“LaMichael James is at the podium.”
As soon as I heard that announcement from Oregon Assistant Athletic Director Dave Williford last Thursday night, I made a dash for the conference room. I had spent the preceding minutes interviewing running backs coach Gary Campbell, Chip Kelly and anyone else who would have information about the elbow injury that knocked James out of the game in the fourth quarter. I never had any inclination that James himself would speak.
Neither did many of the other reporters. It took until the very last moment for someone to even request James for post game interviews. “Good luck with that,” I thought. At that point, we weren’t even sure whether he was in the building or not.
But there he was, about 20 minutes later, sitting at the podium in an oversized grey Oregon sweatshirt and — smiling? His eyes were a little red, but he sat upright, answering questions with a cocked grin that seemed to defy reporters from questioning the extent of the injury.
What followed over the next five minutes was one of the more memorable press conferences I’ve ever been involved in.
The questions came in rapid-fire succession and James answered each one without hesitation. Throughout, he conveyed a subtle air of confidence and even a sense of humor that few of us had seen before.
When asked how he would deal with the pain without the aid of medicine, since he doesn’t respond well to medication, James responded without missing a beat, with a four-word response:
“Talk to the media.”
The room erupted in laughter, perhaps not so much in response to the joke itself as to James’ disarming calmness in a setting that could have been downright macabre.

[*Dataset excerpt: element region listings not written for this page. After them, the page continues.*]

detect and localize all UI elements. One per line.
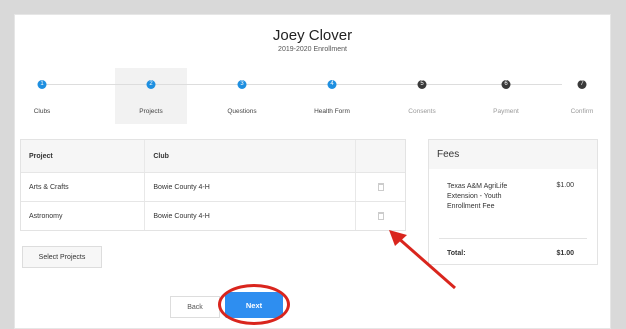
step-consents[interactable]: 5 Consents [386, 68, 458, 124]
fee-description: Texas A&M AgriLife Extension - Youth Enr… [447, 183, 508, 210]
projects-table: Project Club Arts & Crafts Bowie County … [20, 139, 406, 231]
step-number: 7 [577, 80, 587, 89]
step-number: 2 [146, 80, 156, 89]
member-name: Joey Clover [272, 27, 353, 44]
step-projects[interactable]: 2 Projects [115, 68, 187, 124]
project-cell: Arts & Crafts [29, 183, 69, 191]
step-label: Projects [139, 108, 163, 115]
step-number: 5 [417, 80, 427, 89]
steps-connector-line [42, 84, 562, 85]
project-cell: Astronomy [29, 212, 63, 220]
step-clubs[interactable]: 1 Clubs [6, 68, 78, 124]
table-row: Arts & Crafts Bowie County 4-H [21, 172, 405, 201]
delete-project-button[interactable] [355, 173, 405, 201]
step-health-form[interactable]: 4 Health Form [296, 68, 368, 124]
step-label: Payment [493, 108, 519, 115]
page-header: Joey Clover 2019-2020 Enrollment [15, 27, 610, 53]
progress-steps: 1 Clubs 2 Projects 3 Questions 4 Health … [14, 68, 594, 128]
column-header-club: Club [144, 140, 355, 172]
step-label: Health Form [314, 108, 350, 115]
club-cell: Bowie County 4-H [144, 202, 355, 230]
step-number: 4 [327, 80, 337, 89]
club-cell: Bowie County 4-H [144, 173, 355, 201]
step-confirm[interactable]: 7 Confirm [546, 68, 618, 124]
annotation-circle [218, 284, 290, 325]
table-row: Astronomy Bowie County 4-H [21, 201, 405, 230]
fee-amount: $1.00 [556, 182, 574, 189]
step-label: Confirm [570, 108, 594, 115]
step-number: 3 [237, 80, 247, 89]
back-button[interactable]: Back [170, 296, 220, 318]
delete-project-button[interactable] [355, 202, 405, 230]
column-header-actions [355, 140, 405, 172]
step-label: Consents [408, 108, 436, 115]
trash-icon [377, 212, 384, 220]
fees-divider [439, 238, 587, 239]
table-header-row: Project Club [21, 140, 405, 172]
fees-total: Total: $1.00 [447, 250, 592, 257]
step-number: 6 [501, 80, 511, 89]
step-payment[interactable]: 6 Payment [470, 68, 542, 124]
enrollment-year: 2019-2020 Enrollment [278, 46, 347, 53]
step-label: Clubs [33, 108, 51, 115]
step-number: 1 [37, 80, 47, 89]
annotation-arrow-icon [389, 230, 456, 290]
select-projects-button[interactable]: Select Projects [22, 246, 102, 268]
total-amount: $1.00 [556, 250, 574, 257]
column-header-project: Project [29, 152, 53, 160]
trash-icon [377, 183, 384, 191]
step-questions[interactable]: 3 Questions [206, 68, 278, 124]
fee-item: Texas A&M AgriLife Extension - Youth Enr… [447, 182, 592, 212]
step-label: Questions [227, 108, 257, 115]
fees-title: Fees [429, 140, 597, 169]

James went on to describe, in a hilariously matter-of-fact tone, how he popped the elbow back in himself before trainers could get to him and made it clear he that he will be back in the near future.
“I could tear all of my ACLs and I’ll still play.”
As sports writers, we constantly fight a battle to keep things in perspective. These games, these athletes we dedicate every waking moment to, don’t have any bearing on the life and death issues of the world today. They don’t fix corruption on Wall Street or end violence and warfare throughout the globe. Yet, at times, we grant them this importance in our writing, in part to justify our own single-minded dedication. Just yesterday, ESPN’s Skip Bayless described a Pittsburgh Steelers victory as a “gutty, courageous, die-for-cause home survival.” Are we talking about a football game or the Battle of Gettysburg?
So I’ll spare you the dramatic platitudes about James’ press conference on that misty Thursday night. It wasn’t life changing and patiently sparring with the media after an injury doesn’t make James into some sort of hero.
Rather, it exemplifies something everyone can acknowledge and relate to: James is an unbelievable player and one of the fiercest competitors the NCAA has ever seen. Those bruising runs, when James lowers his shoulders and pounds through linebackers twice his size, or carries multiple defenders for a precious few extra yards, they can all be taken as part of a broader picture now.
How long he is out and how effective he is when he does return, are irrelevant to this picture. James could never play another down as an Oregon Duck and his legacy would be firmly secured.
Sometime down the line, when I’ve graduated and James is (presumably) playing on Sundays rather than Saturdays, I’ll be able to reflect on a career that I watched up close and personal for three years. I’ll remember those 70-yard runs and vicious open field cuts, sure. The Heisman campaign was fun, as was that trip to the national championship game.
But mostly, I’ll remember that press conference, when we learned everything we needed know about LaMichael James, the fierce competitor and loyal teammate.